Thanks for your clear response. You have addressed all my questions, and I will increase my assessment to 5.
Overview:
This paper proposes SEAL, a method for models to learn from self-generated data. The proposed method incorporates model-generated self-edits, followed by evaluation on a target task, and a subequent model update based on target task performance. Effectiveness of SEAL is demonstrated on two downstream tasks and outperforms training on other synthetic datasets such as that of GPT-4.
Strengths:
- The paper is very well-written. The Figures 1-3 add a good amount of clarity to the method. The method itself is also intuitive to understand.
Weakness:
-
Experiments are run mostly at smaller scales including 3B and 7B model sizes, and on smaller scale evaluations. The experiments are also only limited to two tasks which are somewhat non-standard compared to other evaluations at this size such as Alpaca, MT-Bench, IF Eval, MMLU, etc.
-
Reviewers pointed out that there are some missing comparison with more SOTA work.
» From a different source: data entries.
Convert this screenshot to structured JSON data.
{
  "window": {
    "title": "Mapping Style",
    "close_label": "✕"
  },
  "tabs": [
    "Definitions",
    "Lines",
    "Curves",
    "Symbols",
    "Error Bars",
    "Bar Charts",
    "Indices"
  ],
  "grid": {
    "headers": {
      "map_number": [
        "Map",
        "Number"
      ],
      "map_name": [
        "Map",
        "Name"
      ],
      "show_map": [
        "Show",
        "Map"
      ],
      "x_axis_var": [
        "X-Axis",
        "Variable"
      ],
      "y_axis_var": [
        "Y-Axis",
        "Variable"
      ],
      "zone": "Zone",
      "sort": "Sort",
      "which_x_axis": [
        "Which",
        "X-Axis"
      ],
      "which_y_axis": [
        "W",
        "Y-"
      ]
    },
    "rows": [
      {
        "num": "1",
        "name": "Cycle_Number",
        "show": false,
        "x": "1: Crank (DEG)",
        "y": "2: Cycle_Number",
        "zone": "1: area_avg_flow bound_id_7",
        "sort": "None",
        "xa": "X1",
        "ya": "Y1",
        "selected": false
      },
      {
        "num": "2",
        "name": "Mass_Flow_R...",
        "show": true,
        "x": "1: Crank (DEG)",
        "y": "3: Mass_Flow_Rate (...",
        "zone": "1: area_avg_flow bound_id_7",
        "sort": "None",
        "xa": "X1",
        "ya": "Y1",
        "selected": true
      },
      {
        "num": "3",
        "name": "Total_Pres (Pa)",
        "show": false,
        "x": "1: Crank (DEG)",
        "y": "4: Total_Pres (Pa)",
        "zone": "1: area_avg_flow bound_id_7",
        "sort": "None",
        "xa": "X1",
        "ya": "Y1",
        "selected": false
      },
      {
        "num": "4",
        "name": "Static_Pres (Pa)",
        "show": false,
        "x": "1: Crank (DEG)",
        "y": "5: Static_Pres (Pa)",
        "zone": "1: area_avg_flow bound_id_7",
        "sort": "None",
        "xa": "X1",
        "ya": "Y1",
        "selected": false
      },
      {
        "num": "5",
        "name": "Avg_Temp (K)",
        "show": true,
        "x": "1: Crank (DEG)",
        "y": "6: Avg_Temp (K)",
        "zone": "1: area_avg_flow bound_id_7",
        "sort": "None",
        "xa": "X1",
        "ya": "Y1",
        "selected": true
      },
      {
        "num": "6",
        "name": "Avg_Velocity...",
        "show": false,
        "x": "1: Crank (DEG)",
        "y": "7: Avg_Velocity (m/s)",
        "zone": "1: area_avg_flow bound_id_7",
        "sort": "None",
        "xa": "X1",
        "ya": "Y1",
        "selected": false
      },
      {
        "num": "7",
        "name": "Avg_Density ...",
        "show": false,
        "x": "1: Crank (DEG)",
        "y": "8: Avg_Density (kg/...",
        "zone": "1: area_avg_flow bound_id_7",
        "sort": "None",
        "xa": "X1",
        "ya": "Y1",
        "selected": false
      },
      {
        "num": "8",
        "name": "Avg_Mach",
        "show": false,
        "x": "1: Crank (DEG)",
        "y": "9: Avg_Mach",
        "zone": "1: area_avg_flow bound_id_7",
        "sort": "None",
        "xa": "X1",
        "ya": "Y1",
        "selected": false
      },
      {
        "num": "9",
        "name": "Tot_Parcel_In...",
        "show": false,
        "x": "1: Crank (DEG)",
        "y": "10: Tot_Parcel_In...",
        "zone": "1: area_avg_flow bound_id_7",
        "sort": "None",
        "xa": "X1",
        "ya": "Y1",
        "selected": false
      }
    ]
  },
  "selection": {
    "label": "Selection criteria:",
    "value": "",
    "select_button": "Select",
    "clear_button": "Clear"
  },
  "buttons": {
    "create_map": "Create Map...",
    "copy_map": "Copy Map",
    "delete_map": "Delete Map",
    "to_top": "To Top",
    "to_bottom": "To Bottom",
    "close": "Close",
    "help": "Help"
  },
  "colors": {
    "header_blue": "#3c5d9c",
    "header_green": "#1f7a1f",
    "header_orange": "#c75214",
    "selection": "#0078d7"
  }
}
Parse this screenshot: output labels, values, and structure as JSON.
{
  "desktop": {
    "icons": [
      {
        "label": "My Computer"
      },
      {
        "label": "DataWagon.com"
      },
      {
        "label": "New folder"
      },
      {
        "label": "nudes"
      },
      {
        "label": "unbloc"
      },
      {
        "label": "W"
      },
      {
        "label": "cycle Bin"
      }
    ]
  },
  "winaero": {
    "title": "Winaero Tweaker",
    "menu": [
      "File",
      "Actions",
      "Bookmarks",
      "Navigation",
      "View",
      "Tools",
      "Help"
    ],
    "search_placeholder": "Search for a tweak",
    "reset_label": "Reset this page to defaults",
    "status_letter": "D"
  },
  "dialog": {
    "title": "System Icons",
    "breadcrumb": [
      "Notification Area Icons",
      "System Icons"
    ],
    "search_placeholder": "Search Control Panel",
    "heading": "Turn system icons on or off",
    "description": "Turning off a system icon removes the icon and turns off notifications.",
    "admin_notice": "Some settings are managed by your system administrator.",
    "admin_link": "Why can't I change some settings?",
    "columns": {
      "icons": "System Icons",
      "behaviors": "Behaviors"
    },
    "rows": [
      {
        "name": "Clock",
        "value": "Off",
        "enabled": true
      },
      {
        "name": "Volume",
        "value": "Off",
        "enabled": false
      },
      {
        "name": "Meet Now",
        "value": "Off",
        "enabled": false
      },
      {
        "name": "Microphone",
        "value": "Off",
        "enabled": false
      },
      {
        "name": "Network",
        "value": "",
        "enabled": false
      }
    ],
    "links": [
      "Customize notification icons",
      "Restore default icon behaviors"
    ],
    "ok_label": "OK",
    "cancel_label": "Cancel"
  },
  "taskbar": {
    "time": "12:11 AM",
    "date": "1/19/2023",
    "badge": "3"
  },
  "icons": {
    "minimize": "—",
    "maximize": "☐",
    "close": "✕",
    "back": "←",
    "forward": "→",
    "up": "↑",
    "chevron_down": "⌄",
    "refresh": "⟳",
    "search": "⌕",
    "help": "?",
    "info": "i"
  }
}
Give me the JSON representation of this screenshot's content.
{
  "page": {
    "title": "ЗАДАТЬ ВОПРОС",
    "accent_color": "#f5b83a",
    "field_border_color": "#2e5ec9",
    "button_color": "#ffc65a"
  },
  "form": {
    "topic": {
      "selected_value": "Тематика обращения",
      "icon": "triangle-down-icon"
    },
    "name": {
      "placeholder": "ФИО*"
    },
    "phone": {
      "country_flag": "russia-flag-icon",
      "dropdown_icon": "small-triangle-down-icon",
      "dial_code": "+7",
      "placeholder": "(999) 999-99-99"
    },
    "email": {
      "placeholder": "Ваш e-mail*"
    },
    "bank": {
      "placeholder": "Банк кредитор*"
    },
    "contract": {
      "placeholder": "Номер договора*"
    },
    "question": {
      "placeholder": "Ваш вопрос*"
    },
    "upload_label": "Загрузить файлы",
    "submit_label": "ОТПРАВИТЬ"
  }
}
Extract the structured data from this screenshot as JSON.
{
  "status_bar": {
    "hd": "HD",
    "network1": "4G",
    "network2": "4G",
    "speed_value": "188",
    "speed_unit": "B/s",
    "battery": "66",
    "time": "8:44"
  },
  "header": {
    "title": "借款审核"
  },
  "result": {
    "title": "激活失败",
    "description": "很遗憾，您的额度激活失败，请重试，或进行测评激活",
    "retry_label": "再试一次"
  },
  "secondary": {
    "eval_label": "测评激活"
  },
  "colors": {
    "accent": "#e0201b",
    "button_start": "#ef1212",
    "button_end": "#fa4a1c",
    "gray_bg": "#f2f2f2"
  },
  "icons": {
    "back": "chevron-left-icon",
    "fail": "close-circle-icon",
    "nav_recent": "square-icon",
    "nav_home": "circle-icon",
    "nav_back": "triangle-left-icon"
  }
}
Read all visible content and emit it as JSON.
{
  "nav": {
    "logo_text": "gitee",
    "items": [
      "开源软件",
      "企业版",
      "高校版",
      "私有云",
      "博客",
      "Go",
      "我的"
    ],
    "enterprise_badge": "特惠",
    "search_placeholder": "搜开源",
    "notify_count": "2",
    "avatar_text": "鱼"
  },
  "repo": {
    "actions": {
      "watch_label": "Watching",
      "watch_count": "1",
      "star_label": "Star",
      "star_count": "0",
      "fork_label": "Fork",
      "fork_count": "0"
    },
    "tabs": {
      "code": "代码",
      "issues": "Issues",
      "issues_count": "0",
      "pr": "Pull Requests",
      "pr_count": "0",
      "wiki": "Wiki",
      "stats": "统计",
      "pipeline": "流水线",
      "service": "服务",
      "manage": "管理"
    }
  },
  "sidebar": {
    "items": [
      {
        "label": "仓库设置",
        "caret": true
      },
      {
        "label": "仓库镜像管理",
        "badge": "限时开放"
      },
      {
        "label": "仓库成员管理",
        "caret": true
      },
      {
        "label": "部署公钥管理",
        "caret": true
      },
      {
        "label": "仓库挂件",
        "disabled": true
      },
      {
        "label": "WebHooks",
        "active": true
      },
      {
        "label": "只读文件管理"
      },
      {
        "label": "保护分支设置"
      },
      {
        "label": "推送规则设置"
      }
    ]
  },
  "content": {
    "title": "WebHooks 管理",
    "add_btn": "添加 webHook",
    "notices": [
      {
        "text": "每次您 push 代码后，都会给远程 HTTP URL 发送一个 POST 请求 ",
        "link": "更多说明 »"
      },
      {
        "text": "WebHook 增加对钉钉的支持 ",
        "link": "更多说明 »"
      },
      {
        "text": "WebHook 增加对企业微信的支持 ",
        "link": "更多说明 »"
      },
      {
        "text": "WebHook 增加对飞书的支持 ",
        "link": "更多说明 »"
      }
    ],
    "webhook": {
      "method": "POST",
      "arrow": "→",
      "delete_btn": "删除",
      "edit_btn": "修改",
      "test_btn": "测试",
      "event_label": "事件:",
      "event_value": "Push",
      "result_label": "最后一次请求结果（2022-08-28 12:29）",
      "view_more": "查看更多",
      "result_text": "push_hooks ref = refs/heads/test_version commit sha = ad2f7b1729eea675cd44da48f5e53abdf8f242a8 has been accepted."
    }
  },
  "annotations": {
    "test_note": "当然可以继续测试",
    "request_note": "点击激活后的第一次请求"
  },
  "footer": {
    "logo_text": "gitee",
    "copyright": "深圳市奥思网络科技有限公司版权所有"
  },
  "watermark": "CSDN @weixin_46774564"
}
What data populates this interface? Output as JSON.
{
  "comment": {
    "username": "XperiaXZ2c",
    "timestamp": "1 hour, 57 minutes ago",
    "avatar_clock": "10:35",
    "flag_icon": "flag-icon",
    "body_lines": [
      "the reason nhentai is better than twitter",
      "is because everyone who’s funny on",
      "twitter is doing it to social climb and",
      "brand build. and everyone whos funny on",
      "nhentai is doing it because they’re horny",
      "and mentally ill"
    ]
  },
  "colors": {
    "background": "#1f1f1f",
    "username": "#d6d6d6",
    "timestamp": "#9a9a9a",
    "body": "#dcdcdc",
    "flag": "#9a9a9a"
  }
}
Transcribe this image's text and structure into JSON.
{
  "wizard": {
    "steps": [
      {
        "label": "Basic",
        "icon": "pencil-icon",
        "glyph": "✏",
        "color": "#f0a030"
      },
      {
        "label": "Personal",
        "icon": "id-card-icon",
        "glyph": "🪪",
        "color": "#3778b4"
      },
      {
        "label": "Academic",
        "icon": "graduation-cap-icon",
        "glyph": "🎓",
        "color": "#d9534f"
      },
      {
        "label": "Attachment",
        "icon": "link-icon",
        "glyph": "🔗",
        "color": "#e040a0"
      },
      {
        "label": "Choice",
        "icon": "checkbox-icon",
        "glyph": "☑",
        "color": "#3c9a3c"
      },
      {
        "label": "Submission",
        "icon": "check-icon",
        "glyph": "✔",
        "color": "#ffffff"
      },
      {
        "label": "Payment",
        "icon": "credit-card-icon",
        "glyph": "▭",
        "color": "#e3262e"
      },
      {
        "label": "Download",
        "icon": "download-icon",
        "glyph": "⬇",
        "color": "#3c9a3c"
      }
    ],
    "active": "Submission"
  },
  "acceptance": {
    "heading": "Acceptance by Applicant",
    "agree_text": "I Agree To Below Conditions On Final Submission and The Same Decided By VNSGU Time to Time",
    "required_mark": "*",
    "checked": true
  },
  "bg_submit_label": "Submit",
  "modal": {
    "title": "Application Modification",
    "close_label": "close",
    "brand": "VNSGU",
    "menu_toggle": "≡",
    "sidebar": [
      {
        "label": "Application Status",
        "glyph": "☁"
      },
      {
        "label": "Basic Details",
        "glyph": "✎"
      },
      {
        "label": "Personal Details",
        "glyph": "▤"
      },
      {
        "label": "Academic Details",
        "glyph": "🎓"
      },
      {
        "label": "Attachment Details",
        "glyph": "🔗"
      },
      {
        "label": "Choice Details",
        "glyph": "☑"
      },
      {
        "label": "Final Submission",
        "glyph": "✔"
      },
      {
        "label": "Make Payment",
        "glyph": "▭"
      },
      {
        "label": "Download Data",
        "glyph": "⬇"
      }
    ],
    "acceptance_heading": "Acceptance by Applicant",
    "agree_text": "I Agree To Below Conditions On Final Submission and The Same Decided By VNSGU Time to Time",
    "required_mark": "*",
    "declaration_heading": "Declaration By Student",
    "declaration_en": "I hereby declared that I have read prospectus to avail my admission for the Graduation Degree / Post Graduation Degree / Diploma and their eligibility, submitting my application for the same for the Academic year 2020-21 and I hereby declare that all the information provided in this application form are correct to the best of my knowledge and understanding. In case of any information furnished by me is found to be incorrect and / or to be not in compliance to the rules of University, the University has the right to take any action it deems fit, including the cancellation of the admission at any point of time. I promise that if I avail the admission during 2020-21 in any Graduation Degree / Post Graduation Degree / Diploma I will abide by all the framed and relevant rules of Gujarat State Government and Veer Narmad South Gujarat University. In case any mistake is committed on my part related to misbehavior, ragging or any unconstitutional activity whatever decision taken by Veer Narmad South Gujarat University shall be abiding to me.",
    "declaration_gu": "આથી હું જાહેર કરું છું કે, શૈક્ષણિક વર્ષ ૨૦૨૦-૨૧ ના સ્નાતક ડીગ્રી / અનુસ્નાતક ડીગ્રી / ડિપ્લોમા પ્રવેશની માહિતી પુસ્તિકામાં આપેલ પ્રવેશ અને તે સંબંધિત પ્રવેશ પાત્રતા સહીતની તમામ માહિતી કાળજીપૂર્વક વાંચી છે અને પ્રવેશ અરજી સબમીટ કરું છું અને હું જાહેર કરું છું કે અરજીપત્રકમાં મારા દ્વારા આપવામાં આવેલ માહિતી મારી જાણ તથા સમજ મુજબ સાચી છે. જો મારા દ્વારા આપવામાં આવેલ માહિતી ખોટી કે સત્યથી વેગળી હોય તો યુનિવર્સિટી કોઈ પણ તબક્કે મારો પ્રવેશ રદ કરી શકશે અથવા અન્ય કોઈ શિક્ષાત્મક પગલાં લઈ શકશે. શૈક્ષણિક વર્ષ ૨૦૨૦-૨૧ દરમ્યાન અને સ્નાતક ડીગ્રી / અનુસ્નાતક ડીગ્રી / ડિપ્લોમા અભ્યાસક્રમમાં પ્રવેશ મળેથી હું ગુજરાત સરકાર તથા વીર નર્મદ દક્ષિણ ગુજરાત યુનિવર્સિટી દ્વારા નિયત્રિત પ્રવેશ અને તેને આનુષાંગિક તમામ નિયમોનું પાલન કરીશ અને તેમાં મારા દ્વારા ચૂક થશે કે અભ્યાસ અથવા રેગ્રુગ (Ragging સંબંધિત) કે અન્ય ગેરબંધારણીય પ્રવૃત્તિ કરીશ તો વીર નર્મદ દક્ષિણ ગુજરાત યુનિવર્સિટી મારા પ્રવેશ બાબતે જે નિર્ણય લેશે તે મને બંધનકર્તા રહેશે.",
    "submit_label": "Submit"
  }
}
As the paper primarily focuses on learning from self-generated data, the best comparison at the time was likely GPT-4 generated data as an upper bound on synthetic data generated for improvement. While there were still some concerns about the comparison of the GPT generated data, the performance comparisons are reasonable and encouraging.
Main Reasons to Accept or Reject:
-
Accept: A clear, well-written paper with a simple and intuitive method that performs well. Authors have added several experiments expanding comparison.
-
Reject: Experiments are only limited to two tasks, which are somewhat non-standard and limited in size (initially 200 but expanded in rebuttal). The method is general but not applied in more settings. The authors note it could be applied in math, code, etc. but do not give any particulars.
Rebuttal Period:
All reviewers engaged in the rebuttal leading to increases scores where all reviewers are positive. Reviewers note that most of their concerns have been addressed by the rebuttal and the authors have run quite a few additional experiments with another model and more baselines, and addressed some potential limitations such as run time. However, the largest outstanding concern to me is the lack of multiple evaluation sets. This seems like a general method that could be applied in more domains and on any generation benchmark as self-generating data for a target task has general use.
Final Recommendation:
The paper proposes a novel method for training language models on self-generated data. There are a few comments from reviewers and additional experiments that the authors should incorporate into future versions.